No puedo dejar de caer en la tentación de escribir sobre la polémica televisiva de esta semana. Ningún pecado original. La envidia es lo que me arrastra a escribir estas líneas después de leer la crónica de Lois Blanco. El negro sobre blanco de otras épocas, donde la calidad televisiva se disfrazaba únicamente de programas de cultura literaria, se refresca en este nuevo talante de progresismo light con la dulzura sutil de las entrevistas de Julia. El pecado de la periodista gallega no ha sido la gula por las cerezas, personajes forzosamente «enlazados unos con otros»; el pecado de Julia no ha sido la lujuria , esa excesiva picardía erótica por tocar el cuerpo remero de nuestro David Cal. Ni siquiera la pereza por no haber innovado más que en la decoración Zen. Nada peor que la nostalgia en televisión: intentar recuperar el tiempo perdido es siempre una pérdida de tiempo. Tampoco su avaricia , no sólo económica sino temporal (tres horas en prime time) . El pecado capital de Julia ha sido la soberbia . Aleccionar al espectador sobre lo que es televisión de calidad en cada uno de sus programas no es un buen principio.
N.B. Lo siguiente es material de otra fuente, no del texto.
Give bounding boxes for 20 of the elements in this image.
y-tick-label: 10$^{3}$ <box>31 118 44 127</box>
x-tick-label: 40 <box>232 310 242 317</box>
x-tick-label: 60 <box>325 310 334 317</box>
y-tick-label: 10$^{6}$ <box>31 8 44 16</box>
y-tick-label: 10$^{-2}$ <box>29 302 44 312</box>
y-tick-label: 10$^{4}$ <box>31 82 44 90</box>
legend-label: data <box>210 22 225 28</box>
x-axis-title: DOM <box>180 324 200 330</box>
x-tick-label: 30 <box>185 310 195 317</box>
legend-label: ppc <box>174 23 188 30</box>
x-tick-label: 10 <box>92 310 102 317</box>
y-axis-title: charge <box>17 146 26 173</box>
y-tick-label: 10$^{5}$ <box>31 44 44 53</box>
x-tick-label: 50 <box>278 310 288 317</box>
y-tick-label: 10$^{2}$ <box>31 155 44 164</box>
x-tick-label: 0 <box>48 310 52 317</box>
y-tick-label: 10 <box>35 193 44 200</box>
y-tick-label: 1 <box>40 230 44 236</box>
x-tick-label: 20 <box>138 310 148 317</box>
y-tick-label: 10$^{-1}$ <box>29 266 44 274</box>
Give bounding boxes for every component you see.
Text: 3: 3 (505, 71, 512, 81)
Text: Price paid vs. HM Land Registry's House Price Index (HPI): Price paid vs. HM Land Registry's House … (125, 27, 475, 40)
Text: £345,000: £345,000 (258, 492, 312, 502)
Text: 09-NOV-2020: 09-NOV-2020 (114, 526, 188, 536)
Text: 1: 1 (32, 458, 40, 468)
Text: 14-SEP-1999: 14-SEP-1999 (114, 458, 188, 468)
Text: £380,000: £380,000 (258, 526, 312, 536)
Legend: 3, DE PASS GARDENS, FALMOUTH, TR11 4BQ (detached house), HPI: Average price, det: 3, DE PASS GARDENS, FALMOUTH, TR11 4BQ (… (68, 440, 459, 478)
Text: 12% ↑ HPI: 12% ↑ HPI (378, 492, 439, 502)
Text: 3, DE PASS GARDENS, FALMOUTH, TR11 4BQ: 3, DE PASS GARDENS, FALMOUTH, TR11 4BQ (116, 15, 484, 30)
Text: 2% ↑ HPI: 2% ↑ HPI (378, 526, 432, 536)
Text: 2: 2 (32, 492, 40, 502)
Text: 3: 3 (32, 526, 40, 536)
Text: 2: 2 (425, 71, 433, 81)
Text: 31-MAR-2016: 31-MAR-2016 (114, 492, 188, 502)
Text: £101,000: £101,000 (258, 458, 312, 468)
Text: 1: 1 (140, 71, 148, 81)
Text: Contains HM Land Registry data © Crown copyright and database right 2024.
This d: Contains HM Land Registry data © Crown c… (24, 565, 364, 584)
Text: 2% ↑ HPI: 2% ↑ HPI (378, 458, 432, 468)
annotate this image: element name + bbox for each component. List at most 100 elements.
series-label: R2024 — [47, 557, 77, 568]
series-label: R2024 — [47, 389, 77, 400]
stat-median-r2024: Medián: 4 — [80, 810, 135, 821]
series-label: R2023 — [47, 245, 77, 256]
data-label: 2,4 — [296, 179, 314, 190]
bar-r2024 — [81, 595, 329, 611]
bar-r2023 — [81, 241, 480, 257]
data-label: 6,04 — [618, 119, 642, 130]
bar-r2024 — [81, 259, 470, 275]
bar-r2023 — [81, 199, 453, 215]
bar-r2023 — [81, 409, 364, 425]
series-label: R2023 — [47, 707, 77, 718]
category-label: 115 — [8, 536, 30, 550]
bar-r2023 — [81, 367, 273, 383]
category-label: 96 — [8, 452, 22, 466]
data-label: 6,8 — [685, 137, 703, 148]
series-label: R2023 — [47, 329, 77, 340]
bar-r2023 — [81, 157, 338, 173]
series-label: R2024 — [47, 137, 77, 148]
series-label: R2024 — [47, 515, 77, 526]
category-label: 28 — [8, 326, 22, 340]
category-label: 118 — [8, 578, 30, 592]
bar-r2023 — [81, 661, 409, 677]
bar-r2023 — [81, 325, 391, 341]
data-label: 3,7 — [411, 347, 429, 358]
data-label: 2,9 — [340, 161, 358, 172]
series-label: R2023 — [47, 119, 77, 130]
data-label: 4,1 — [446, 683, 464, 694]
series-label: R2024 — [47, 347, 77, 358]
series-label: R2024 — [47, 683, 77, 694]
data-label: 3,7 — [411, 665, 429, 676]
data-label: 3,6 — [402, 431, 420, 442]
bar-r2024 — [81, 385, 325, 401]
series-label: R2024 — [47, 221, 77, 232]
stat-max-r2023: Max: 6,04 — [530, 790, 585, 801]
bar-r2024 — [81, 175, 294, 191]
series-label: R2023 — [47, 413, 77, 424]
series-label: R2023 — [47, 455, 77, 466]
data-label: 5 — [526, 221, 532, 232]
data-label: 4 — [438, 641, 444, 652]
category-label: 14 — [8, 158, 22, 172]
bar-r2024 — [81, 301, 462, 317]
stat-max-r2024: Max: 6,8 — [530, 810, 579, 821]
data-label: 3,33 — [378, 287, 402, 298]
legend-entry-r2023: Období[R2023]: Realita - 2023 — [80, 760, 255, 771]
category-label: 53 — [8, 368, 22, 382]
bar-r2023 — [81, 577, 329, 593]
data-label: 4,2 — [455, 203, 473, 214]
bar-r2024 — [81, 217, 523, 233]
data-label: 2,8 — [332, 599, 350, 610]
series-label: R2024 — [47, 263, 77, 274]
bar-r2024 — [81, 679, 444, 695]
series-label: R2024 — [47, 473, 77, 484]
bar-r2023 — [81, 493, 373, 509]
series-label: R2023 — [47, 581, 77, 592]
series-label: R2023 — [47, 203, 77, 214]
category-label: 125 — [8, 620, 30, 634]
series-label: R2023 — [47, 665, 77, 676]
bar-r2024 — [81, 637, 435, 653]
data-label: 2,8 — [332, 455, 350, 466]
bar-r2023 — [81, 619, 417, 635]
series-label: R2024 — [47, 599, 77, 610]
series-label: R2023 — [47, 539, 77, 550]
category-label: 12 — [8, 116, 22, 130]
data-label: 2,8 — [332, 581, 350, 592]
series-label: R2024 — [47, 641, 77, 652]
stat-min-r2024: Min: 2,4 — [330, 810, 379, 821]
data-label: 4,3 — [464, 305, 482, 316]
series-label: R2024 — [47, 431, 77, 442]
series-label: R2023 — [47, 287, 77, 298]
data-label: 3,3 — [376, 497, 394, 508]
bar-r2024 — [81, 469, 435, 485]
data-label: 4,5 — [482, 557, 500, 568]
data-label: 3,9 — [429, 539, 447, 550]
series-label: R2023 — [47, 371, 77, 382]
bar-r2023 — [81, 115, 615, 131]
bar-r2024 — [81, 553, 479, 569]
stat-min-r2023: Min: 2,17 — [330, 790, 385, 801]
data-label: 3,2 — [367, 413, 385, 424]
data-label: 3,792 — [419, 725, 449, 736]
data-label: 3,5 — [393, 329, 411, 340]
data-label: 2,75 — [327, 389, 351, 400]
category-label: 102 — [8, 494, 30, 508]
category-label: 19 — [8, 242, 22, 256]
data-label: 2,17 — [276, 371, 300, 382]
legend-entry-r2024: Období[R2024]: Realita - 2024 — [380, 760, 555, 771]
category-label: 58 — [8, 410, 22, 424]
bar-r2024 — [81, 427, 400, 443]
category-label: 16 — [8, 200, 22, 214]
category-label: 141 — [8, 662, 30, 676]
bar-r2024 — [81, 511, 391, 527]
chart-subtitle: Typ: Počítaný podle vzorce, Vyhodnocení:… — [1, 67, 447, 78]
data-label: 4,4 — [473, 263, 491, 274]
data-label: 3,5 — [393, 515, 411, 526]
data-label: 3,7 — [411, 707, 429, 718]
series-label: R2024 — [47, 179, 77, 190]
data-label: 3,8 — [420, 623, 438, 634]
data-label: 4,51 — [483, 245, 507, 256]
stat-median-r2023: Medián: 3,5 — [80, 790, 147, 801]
Su empeño en establecer la línea divisoria entre los espectadores de culto y la masa que se pierde en la ira de la telebasura (Nicki y Bea que me perdonen) la ha arrastrado a la abulia de la audiencia, al infierno de los que deciden. No se puede programar para el pueblo pero sin el pueblo, porque algunos parecen olvidar que el zapping nos convirtió ya hace años en espectadores libres. Aún estás a tiempo de ganar el cielo. Esperábamos más. Y que conste, Julia, que yo te veo.